Updated Wednesday – Metro announced Tuesday afternoon that the entire Metrorail system will be shut down Wednesday to allow for a systemwide safety check of 600 electrical cables that line its tunnels.
In a press conference Tuesday afternoon, Metro GM and CEO Paul Wiedefeld said he ordered the unprecedented closure with the support of Metro’s Board of Directors after an electrical fire early Monday morning in a Metro tunnel just west of the McPherson Square station.
Wiedefeld said that while the investigation is still ongoing into Monday’s incident, preliminary information indicated it resembled last year’s Yellow Line smoke incident that led to the death of a passenger.

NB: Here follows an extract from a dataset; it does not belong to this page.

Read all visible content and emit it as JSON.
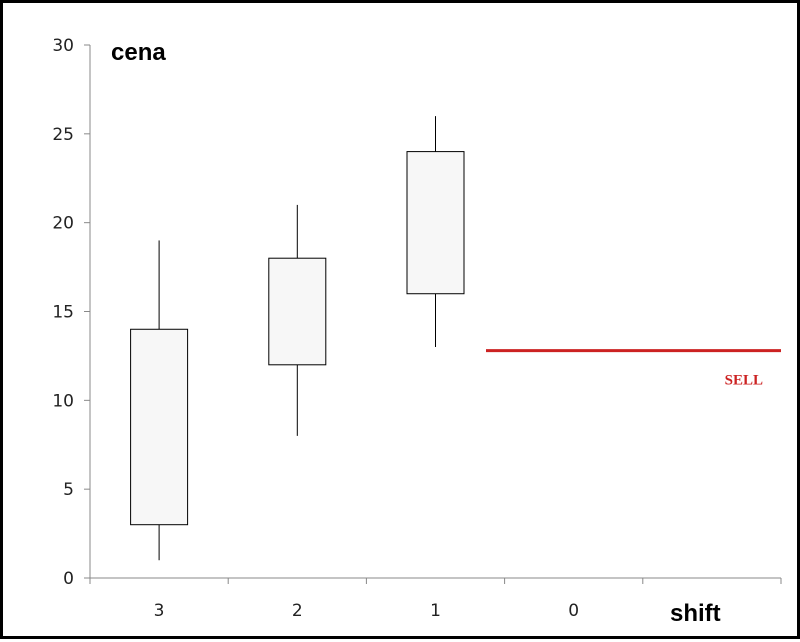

“While the risk to the public is very low, I cannot rule out a potential life safety issue here,” Wiedefeld said. “And that is why we must take this action immediately. When I say safety is our highest priority, I mean it. That sometimes means making tough, unpopular decisions and this is one of those times. I fully recognize the hardship this will cause.”
Inspectors will fan out across the system Wednesday to inspect about 600 “jumper cables.” The jumper cables act essentially as electrical extension cords in sections of the Metro rail system where there are gaps between the electrified third rail.

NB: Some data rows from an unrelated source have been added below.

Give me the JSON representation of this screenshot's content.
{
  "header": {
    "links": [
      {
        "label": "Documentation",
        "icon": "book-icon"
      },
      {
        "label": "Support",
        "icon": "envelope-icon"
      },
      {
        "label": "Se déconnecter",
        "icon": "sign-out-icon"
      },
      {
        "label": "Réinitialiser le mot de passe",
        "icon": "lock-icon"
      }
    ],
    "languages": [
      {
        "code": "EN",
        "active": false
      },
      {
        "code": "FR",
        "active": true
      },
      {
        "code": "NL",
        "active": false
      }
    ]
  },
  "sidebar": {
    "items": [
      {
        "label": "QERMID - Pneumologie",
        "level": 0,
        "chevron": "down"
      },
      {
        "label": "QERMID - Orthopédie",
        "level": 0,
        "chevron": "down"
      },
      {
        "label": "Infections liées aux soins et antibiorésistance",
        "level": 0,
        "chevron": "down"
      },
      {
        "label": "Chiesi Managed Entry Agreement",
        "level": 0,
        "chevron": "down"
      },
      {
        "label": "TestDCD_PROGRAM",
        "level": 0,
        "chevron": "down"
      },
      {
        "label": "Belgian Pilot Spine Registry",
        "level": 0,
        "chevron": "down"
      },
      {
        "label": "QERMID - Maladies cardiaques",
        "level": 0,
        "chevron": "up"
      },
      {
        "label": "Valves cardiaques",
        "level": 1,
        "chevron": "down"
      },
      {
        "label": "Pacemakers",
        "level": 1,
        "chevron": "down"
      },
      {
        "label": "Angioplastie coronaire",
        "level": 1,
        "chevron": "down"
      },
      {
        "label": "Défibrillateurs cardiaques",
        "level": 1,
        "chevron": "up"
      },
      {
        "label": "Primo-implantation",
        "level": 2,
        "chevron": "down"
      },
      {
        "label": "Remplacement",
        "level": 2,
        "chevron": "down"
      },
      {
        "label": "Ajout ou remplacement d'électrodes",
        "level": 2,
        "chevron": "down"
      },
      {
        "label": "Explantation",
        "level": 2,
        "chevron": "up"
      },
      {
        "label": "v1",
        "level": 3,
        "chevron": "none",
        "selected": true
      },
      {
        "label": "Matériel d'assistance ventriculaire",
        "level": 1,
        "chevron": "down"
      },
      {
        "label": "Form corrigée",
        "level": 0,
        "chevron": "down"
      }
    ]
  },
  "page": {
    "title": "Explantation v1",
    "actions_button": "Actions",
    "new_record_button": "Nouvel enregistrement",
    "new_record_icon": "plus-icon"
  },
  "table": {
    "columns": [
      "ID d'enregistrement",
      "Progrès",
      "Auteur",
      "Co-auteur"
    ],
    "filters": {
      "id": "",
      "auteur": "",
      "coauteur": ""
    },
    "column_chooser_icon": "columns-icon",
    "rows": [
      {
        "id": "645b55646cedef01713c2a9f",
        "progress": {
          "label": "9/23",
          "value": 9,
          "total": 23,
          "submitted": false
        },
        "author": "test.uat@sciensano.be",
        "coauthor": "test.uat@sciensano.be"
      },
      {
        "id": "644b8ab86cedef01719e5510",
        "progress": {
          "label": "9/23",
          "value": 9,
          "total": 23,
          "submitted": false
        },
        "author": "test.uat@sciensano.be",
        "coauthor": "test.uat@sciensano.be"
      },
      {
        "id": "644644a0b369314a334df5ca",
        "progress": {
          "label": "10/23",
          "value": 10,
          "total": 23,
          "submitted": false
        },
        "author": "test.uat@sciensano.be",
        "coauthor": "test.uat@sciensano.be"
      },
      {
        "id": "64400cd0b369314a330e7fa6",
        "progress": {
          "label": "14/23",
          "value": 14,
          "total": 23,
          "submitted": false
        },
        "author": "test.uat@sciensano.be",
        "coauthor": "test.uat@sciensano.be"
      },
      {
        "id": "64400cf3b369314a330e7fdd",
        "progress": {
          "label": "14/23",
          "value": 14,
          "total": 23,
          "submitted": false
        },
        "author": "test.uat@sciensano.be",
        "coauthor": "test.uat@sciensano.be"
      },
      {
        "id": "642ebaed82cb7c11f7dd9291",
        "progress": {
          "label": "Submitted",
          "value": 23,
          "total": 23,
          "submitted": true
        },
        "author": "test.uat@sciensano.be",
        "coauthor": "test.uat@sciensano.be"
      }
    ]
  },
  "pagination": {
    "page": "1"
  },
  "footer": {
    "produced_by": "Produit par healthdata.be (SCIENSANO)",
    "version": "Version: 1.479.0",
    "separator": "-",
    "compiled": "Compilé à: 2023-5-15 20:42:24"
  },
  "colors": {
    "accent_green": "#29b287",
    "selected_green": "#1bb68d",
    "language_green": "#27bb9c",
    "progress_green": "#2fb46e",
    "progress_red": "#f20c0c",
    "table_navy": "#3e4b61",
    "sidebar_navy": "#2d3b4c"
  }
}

Wiedefeld said additional service delays could be possible into Thursday if inspectors find issues with jumper cables in specific locations. Metro says it’s the first time the entire system has been closed for a non-weather related reason.
Wiedefeld said he decided against closing the system for the Tuesday evening commute because many had already used the system to commute to their jobs Tuesday morning and would be relying on it to return home.

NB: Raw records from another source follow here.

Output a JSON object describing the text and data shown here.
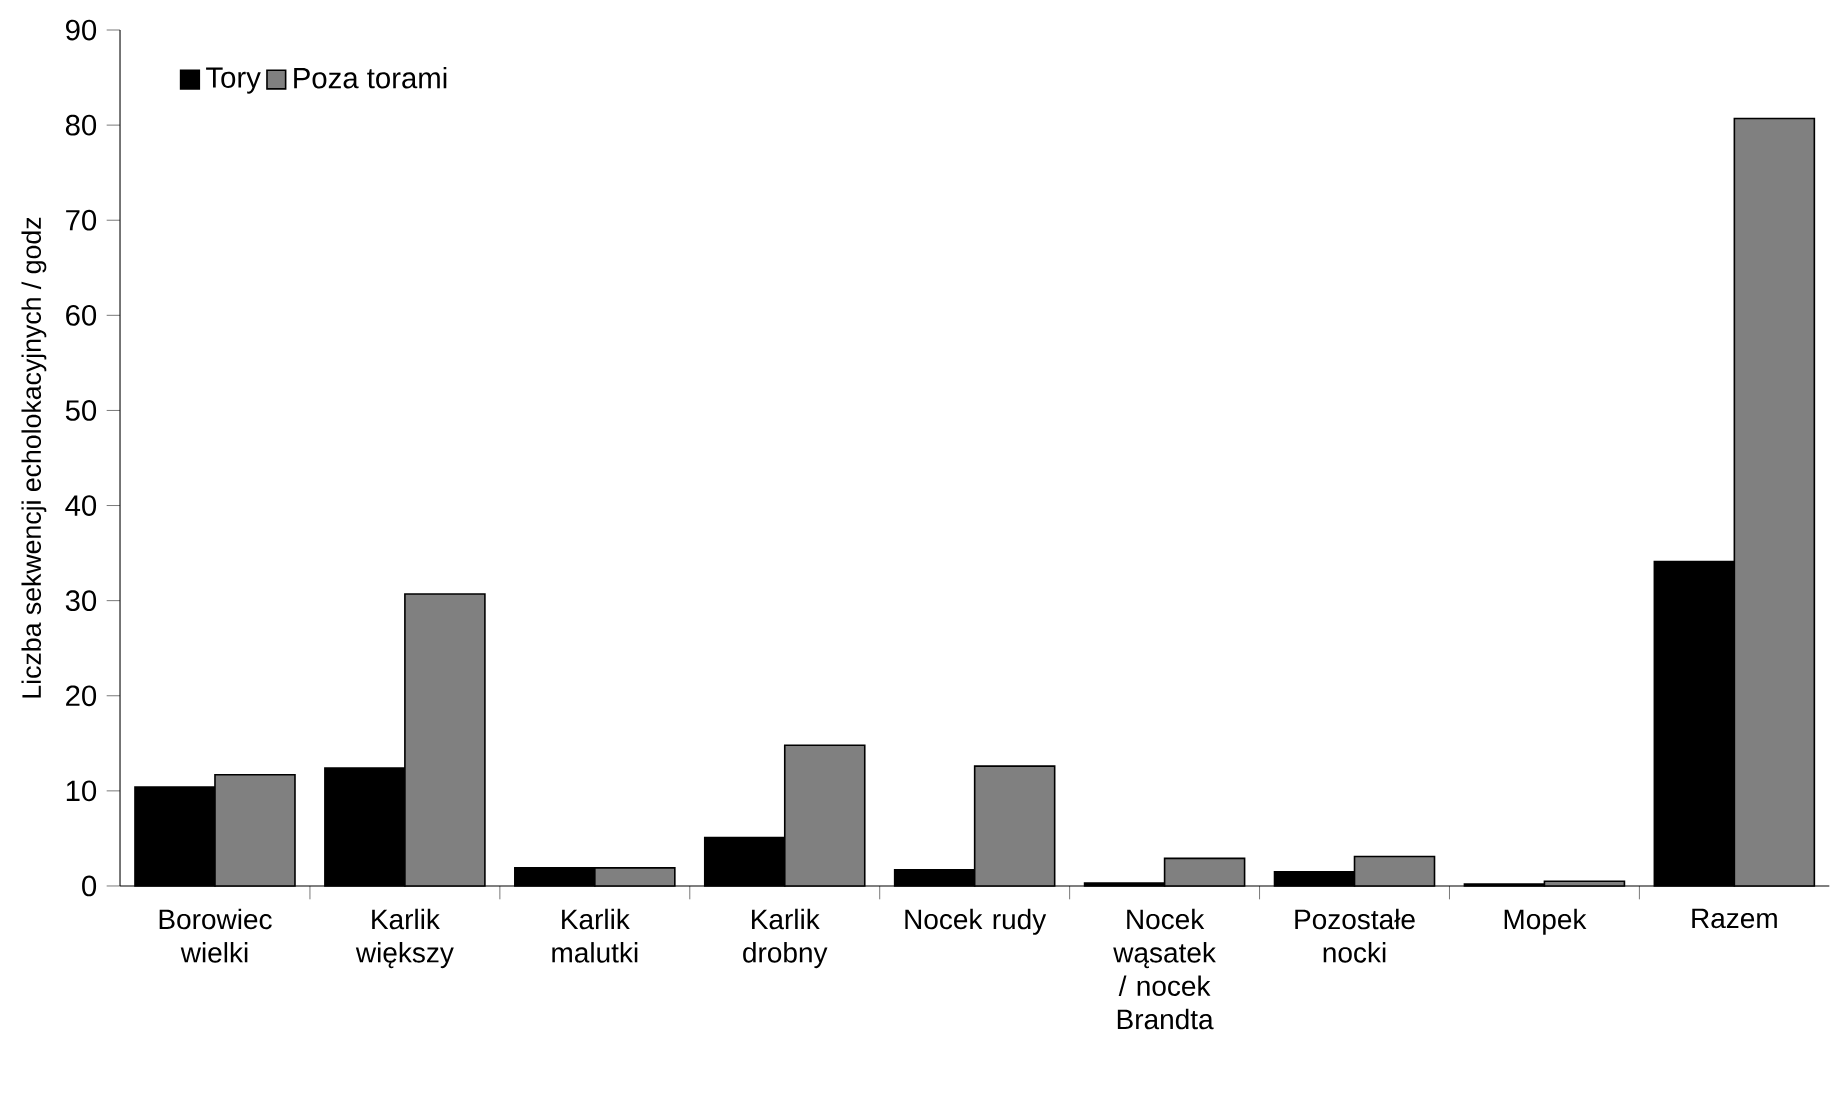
{
  "chart_data": {
    "type": "bar",
    "ylabel": "Liczba sekwencji echolokacyjnych / godz",
    "categories": [
      "Borowiec wielki",
      "Karlik większy",
      "Karlik malutki",
      "Karlik drobny",
      "Nocek rudy",
      "Nocek wąsatek / nocek Brandta",
      "Pozostałe nocki",
      "Mopek",
      "Razem"
    ],
    "series": [
      {
        "name": "Tory",
        "color": "#000000",
        "values": [
          10.4,
          12.4,
          1.9,
          5.1,
          1.7,
          0.3,
          1.5,
          0.2,
          34.1
        ]
      },
      {
        "name": "Poza torami",
        "color": "#808080",
        "values": [
          11.7,
          30.7,
          1.9,
          14.8,
          12.6,
          2.9,
          3.1,
          0.5,
          80.7
        ]
      }
    ],
    "ylim": [
      0,
      90
    ],
    "yticks": [
      0,
      10,
      20,
      30,
      40,
      50,
      60,
      70,
      80,
      90
    ],
    "grid": false,
    "legend": "top left"
  }
}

Metro Board Chairman Jack Evans, who’s also a D.C. Council member, said board members spoke with Wiedefeld throughout the day Tuesday before making the decision.
“We in good conscience, and as the administrators of this system, cannot send trains out in this system into these tunnels knowing full well that something could go wrong,” Evans said at Metro’s Tuesday press conference.
Montgomery County government will open Wednesday, though non-essential employees will be allowed to use unscheduled leave. The county’s Ride On bus system will operate on its regular schedule Wednesday. In a statement, the county-operated bus service said it already “uses just about all of its buses to provide existing service,” indicating it won’t be able to increase service Wednesday.
Parking at Metro garages and lots will be free. Montgomery County announced all HOV restrictions on I-270 would be lifted, but State Highway Administration spokesperson David Buck said that isn’t true and the restrictions remained in place Wednesday.
The Office of Personnel Management announced Tuesday federal agencies in the Washington area would be open Wednesday, but with the option for unscheduled leave or unscheduled telework.
Metrobus will also operate on its regular schedule Wednesday and Metro said it expects buses to be severely crowded.
There are about 85,000 daily Metrorail boardings in Montgomery County, according to the Montgomery County Department of Transportation (MCDOT). According to a Metro study released last year, of the approximately 740,000 trips taken on Metrorail on a typical weekday, 38 percent are taken by Maryland residents.
“For one day, a lot of people are going to figure out ways to deal with this. Some people have jobs where if they need to, they’ll be able to telework or if it’s one day they’ll be able to carpool,” District 16 Del. Marc Korman, who represents Bethesda and who has been active in Metro issues at the state level, told Bethesda Beat.
“My concern isn’t just tomorrow. It’s the long term effect of this on Metro and people’s willingness to ride the system our whole economic model is built upon. If people don’t trust Metro and don’t find Metro a convenient way to travel, that model is not going to work,” Korman said. “Unfortunately, this announcement will have the effect of just continuing the death spiral of Metrorail ridership.”
Rep. Chris Van Hollen, citing what he called Metro’s “astonishing admission that safety has not been the priority it needs to be,” said Metro should offer free bus service.
Wiedefeld said many of the jumper cables that will be inspected tomorrow were inspected last year after the fatal Yellow Line incident, but that he is seeking certainty that the cables are safe.
“It is deeply disturbing that the system is in such a precarious state that it must be entirely and abruptly shut down during the middle of a workweek,” Rep. John Delaney said in a prepared statement. “This is a stark demonstration of a total agency failure; now is the time for every stakeholder in WMATA to demand better performance and improved safety.”
County Council member Roger Berliner backed Widefeld’s decision Tuesday. Berliner has made improving Metro a priority during his year as chairman of the Metropolitan Washington Council of Governments.
“I’m not going to second-guess a general manager who in his heart of hearts, believes there’s a threat to life,” Berliner said. “He obviously saw a report and was given information that shook him deeply. I think that if our general manager couldn’t sleep at night knowing that there was a threat to life on this system, that he did what he had to do and we need to stand behind him.”